Sorting regression of text function result since commit 586b98fdf1aae

Started by Jehan-Guillaume de Rorthaisabout 2 years ago3 messages

Hi,

A customer found what looks like a sort regression while testing his code from
v11 on a higher version. We hunt this regression down to commit 586b98fdf1aae,
introduced in v12.

Consider the following test case:

createdb -l fr_FR.utf8 -T template0 reg
psql reg <<<"
BEGIN;
CREATE TABLE IF NOT EXISTS reg
(
id bigint NOT NULL,
reg bytea NOT NULL
);

INSERT INTO reg VALUES
(1, convert_to( 'aaa', 'UTF8')),
(2, convert_to( 'aa}', 'UTF8'));

SELECT id FROM reg ORDER BY convert_from(reg, 'UTF8');"

In parent commit 68f6f2b7395fe, it results:

id
────
2
1

And in 586b98fdf1aae:

id
────
1
2

Looking at the plan, the sort node are different:

* 68f6f2b7395fe: Sort Key: (convert_from(reg, 'UTF8'::name))
* 586b98fdf1aae: Sort Key: (convert_from(reg, 'UTF8'::name)) COLLATE "C"

It looks like since 586b98fdf1aae, the result type collation of "convert_from"
is forced to "C", like the patch does for type "name", instead of the "default"
collation for type "text".

Looking at hints in the header comment of function "exprCollation", I poked
around and found that the result collation wrongly follow the input collation
in this case.

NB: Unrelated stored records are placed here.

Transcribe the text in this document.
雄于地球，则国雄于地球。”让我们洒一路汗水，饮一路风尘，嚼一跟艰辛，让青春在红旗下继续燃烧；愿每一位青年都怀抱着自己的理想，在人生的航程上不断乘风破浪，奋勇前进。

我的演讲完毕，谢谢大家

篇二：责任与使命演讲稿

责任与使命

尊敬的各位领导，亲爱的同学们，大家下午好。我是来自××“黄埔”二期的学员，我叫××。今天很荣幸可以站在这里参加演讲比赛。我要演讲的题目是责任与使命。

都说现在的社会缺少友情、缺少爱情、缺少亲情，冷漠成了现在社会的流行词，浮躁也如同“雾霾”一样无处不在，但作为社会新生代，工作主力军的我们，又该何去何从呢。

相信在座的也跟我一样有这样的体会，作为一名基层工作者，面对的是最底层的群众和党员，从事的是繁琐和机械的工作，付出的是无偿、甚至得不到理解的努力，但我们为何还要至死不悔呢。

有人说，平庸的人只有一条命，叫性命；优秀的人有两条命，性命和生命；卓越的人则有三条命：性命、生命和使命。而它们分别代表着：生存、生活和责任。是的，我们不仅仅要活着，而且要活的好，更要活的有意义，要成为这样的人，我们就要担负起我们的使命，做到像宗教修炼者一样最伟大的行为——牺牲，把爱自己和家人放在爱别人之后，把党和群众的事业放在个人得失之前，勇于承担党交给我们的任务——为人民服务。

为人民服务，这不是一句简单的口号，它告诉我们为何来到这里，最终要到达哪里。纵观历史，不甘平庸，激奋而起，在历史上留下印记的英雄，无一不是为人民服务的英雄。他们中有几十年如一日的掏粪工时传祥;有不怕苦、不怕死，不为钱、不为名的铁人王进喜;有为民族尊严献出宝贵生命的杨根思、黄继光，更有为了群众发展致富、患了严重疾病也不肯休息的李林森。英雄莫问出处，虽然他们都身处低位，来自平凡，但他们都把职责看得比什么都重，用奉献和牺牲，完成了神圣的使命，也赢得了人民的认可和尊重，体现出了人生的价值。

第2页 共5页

With 586b98fdf1aae:

-- 2nd parameter type resolved as "name" so collation forced to "C"
SELECT id FROM reg ORDER BY convert_from(reg, 'UTF8');
-- 1
-- 2

-- Collation of 2nd parameter is forced to something else
SELECT id FROM reg ORDER BY convert_from(reg, 'UTF8' COLLATE \"default\");
-- 2
-- 1
-- Sort
-- Sort Key: (convert_from(reg, 'UTF8'::name COLLATE "default"))
-- -> Seq Scan on reg

It seems because the second parameter type is "name", the result collation
become "C" instead of being the collation associated with "text" type:
"default".

I couldn't find anything explaining this behavior in the changelog. It looks
like a regression to me, but if this is actually expected, maybe this deserve
some documentation patch?

Regards,

#2Tom Lane
tgl@sss.pgh.pa.us
In reply to: Jehan-Guillaume de Rorthais (#1)
Re: Sorting regression of text function result since commit 586b98fdf1aae

Jehan-Guillaume de Rorthais <jgdr@dalibo.com> writes:

It looks like since 586b98fdf1aae, the result type collation of "convert_from"
is forced to "C", like the patch does for type "name", instead of the "default"
collation for type "text".

Well, convert_from() inherits its result collation from the input,
per the normal rules for collation assignment [1]https://www.postgresql.org/docs/current/collation.html#COLLATION-CONCEPTS.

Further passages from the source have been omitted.